Battery Health and Aging

Internal resistance is the most reliable indicator of battery health. New lithium-ion cells have internal resistance of 20-50 mΩ, which gradually increases over hundreds of charge cycles. When resistance doubles from its initial value, the battery is typically considered end-of-life for demanding applications. Battery management systems (BMS) monitor internal resistance trends to predict remaining useful life.

Maximum Power Transfer Theorem

The maximum power transfer theorem states that maximum power is delivered to a load when its resistance equals the source internal resistance. While this maximizes output power (P_max = EMF²/4r), it is only 50% efficient.
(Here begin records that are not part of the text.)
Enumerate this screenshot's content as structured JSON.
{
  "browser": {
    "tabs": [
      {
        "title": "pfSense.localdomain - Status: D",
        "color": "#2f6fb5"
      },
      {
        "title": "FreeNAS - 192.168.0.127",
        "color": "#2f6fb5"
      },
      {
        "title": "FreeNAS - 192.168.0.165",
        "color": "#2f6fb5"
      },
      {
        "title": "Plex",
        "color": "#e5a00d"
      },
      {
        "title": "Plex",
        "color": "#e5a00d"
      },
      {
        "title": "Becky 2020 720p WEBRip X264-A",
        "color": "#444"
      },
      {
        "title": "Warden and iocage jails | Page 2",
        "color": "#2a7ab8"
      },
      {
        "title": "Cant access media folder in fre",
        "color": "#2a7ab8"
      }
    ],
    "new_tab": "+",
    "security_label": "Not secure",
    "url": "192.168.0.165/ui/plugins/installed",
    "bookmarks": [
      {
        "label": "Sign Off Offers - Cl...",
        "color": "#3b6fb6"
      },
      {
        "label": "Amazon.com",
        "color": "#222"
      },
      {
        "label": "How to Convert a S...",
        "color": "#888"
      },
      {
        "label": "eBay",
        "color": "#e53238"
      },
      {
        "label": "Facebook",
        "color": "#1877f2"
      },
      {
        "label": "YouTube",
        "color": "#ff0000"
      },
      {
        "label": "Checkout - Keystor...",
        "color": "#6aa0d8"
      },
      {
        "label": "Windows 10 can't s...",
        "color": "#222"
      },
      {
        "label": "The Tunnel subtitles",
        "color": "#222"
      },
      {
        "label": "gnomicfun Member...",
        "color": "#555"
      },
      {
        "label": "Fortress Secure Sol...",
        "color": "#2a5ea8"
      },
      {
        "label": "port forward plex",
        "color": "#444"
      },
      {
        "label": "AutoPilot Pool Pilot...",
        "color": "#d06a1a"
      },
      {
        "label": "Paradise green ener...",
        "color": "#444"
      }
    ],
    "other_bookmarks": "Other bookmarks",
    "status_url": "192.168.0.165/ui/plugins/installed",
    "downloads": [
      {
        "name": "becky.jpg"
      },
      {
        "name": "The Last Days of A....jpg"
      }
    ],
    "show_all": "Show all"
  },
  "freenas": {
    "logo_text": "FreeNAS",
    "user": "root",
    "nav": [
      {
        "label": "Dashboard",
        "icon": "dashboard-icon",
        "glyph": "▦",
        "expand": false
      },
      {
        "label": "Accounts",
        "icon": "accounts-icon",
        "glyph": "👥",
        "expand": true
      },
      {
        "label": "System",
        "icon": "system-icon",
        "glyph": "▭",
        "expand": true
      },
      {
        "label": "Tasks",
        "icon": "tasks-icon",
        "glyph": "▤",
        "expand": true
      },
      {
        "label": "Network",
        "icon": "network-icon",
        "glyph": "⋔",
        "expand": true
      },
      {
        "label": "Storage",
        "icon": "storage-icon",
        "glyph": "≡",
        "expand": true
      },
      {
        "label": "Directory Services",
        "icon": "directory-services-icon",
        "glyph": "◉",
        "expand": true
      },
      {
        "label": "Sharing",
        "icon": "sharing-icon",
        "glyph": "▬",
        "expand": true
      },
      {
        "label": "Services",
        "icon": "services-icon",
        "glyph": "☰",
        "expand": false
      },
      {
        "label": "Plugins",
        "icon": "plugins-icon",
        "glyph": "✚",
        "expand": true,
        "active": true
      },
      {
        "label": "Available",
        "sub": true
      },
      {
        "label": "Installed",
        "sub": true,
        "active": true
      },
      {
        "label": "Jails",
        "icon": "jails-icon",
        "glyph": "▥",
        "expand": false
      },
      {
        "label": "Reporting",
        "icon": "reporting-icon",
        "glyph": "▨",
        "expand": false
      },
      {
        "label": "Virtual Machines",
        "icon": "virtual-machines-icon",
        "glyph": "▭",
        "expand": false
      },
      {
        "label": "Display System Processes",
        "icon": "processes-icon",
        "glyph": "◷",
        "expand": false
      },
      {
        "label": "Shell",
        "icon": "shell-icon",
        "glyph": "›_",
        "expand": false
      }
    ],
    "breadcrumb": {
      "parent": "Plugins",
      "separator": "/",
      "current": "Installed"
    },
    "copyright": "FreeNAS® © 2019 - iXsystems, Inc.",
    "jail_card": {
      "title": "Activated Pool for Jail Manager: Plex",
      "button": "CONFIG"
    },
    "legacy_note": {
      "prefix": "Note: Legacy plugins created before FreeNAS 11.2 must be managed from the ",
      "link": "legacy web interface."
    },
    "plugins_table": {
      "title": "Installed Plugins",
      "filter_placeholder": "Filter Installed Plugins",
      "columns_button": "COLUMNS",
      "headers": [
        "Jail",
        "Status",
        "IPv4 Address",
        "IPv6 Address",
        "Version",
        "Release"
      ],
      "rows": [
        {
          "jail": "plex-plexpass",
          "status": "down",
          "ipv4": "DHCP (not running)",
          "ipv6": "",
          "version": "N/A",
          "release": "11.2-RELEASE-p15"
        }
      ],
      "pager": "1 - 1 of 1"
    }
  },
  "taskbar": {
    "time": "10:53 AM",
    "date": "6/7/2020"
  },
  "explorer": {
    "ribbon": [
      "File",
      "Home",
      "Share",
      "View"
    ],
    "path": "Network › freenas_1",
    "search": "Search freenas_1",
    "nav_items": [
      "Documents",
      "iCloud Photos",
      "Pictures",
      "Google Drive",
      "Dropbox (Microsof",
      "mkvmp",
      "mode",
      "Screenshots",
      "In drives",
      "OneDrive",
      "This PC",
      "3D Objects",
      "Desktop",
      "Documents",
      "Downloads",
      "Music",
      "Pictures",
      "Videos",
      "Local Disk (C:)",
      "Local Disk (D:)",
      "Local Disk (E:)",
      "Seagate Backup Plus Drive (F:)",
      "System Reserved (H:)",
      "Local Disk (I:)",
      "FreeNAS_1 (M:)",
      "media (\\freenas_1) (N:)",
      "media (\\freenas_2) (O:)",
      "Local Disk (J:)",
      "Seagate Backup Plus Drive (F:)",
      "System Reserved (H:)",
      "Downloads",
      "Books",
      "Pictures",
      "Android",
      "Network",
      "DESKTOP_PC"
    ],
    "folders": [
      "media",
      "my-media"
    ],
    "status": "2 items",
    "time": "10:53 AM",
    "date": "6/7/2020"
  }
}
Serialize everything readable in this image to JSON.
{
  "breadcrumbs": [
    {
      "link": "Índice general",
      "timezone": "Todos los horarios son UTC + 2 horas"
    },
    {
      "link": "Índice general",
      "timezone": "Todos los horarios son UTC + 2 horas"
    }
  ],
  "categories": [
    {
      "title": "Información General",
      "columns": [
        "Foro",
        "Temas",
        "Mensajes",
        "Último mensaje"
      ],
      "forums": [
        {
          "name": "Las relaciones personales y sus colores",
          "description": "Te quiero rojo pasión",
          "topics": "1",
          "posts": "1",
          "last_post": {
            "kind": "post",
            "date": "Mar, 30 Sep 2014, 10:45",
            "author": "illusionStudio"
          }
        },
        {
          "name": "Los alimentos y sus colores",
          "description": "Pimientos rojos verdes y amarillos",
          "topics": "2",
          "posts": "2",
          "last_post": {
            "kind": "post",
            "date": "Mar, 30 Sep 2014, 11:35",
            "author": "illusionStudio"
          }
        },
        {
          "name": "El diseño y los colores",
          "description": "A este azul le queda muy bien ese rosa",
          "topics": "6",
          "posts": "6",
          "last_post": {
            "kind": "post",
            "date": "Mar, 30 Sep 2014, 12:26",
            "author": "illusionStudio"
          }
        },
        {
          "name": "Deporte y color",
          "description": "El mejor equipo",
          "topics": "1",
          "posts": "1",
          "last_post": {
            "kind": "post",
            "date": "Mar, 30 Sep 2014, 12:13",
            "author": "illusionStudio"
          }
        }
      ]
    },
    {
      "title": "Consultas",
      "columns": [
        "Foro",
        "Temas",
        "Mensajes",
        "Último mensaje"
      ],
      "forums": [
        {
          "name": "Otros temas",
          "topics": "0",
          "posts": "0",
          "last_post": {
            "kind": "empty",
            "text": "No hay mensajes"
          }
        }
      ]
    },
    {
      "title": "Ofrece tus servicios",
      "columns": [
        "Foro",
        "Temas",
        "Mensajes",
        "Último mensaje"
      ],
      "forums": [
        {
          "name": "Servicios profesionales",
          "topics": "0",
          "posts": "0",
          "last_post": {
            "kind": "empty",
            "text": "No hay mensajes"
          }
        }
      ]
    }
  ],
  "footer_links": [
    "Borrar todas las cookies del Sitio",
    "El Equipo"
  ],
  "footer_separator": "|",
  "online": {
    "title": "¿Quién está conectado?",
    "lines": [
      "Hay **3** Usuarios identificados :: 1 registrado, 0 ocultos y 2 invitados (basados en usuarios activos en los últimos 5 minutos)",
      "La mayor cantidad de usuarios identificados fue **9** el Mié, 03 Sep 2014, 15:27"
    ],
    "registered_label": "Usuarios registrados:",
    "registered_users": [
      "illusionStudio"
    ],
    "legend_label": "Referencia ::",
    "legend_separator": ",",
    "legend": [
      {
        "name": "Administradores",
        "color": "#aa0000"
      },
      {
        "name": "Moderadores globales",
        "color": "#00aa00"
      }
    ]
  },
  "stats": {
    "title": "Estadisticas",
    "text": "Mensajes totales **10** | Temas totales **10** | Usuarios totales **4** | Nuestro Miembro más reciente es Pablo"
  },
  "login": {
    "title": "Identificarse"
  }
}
In practice, most systems operate with R_load >> r for high efficiency. The exception is RF and audio circuits where impedance matching is critical for signal quality.

Multi-Cell Battery Packs

In series-connected battery packs, the total internal resistance is the sum of all cell resistances. If one cell has abnormally high resistance, it limits the pack's current capability and may overheat under load. This is why battery pack manufacturers carefully match cells by internal resistance (cell balancing) and why BMS systems monitor individual cell voltages.

Sources & Methodology

Last updated:

Frequently Asked Questions

  • Internal resistance is the inherent resistance inside a voltage source (battery, generator, solar cell) that causes the terminal voltage to drop when current flows. It is caused by electrode and electrolyte resistance in batteries, or winding resistance in generators.